Isso em sala de audiência, sorridente, na frente de juiz, servidora, estudante
de Direito, achando que estava me contando uma vantagem. Algo muito natural
nesse país. Era como se ela trabalhasse para um escritório de advocacia
"esperto". País dos que dão um jeitinho.
Confesso
que, quando a advogada saiu, eu e o juiz não sabíamos o que fazer. Ela
realmente achava que não era nada demais o escritório dela ter acesso aos dados
dos bancos. Isso "facilitava" a defesa de direitos dos consumidores.
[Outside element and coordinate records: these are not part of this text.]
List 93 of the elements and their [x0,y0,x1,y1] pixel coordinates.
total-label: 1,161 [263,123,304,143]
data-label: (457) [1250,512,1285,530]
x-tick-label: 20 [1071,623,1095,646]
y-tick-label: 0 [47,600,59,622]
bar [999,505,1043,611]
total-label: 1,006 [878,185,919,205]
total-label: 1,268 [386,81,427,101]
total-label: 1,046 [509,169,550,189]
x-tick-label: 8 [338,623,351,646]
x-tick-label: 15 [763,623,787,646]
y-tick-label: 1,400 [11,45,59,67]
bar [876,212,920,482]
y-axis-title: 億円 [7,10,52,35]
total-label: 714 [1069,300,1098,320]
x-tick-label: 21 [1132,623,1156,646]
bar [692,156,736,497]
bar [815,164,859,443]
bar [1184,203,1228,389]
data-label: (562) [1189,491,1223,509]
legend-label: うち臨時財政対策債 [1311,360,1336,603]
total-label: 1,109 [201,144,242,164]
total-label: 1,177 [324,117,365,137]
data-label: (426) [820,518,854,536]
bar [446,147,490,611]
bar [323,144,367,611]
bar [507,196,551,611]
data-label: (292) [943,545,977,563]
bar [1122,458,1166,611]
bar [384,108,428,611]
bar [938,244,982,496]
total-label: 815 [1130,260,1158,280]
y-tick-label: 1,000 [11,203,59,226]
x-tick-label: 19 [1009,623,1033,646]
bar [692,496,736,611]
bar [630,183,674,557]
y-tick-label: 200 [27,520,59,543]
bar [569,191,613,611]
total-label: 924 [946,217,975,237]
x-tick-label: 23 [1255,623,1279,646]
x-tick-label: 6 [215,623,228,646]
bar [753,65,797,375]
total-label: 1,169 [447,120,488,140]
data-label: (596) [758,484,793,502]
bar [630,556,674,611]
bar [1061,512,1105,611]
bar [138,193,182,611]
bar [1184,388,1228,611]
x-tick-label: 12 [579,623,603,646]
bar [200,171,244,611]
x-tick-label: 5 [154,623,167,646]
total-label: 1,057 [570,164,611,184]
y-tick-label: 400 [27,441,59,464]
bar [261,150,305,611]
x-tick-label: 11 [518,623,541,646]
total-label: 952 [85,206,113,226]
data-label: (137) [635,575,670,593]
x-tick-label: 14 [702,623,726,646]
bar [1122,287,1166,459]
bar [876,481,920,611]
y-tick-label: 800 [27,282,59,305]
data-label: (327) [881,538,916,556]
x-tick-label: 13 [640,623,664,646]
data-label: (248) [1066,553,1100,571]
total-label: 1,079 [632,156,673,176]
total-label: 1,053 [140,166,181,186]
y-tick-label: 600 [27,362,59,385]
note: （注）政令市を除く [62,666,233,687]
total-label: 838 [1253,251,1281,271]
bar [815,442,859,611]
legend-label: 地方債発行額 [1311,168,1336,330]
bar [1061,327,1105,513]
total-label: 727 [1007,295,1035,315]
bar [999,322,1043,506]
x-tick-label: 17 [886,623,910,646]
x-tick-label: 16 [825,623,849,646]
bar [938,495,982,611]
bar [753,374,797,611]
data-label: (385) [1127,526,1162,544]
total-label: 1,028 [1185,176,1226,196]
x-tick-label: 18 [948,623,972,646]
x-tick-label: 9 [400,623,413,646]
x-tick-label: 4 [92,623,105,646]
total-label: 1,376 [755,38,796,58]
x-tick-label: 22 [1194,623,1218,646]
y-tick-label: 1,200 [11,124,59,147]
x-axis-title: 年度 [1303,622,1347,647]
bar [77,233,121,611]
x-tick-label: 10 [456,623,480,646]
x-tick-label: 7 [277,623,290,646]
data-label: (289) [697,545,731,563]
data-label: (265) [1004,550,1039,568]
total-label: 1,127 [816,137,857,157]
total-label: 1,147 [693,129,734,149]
Para ela, os fins justificavam os meios. Se não for desse jeito, não há como o
consumidor comprovar seu direito. Tudo difícil de entender nesse país.
O
que me assustou foi a naturalidade. Se a pessoa tem uma visão utilitarista da
vida, dá até para ter inveja de não ser desse escritório que ficará milionário
com essas ações, já que mais ninguém tem acesso a esses documentos. Brasil é
para espertos.
Isso
é direito do consumidor. É sistema bancário, financeiro. E se fosse o sistema
que controla o poder econômico do país inteiro? E se fosse a organização
administrativa de todo um país continental como o Brasil? Quem tem a senha
desse sistema?
Live
and let die. Welcome to the jungle.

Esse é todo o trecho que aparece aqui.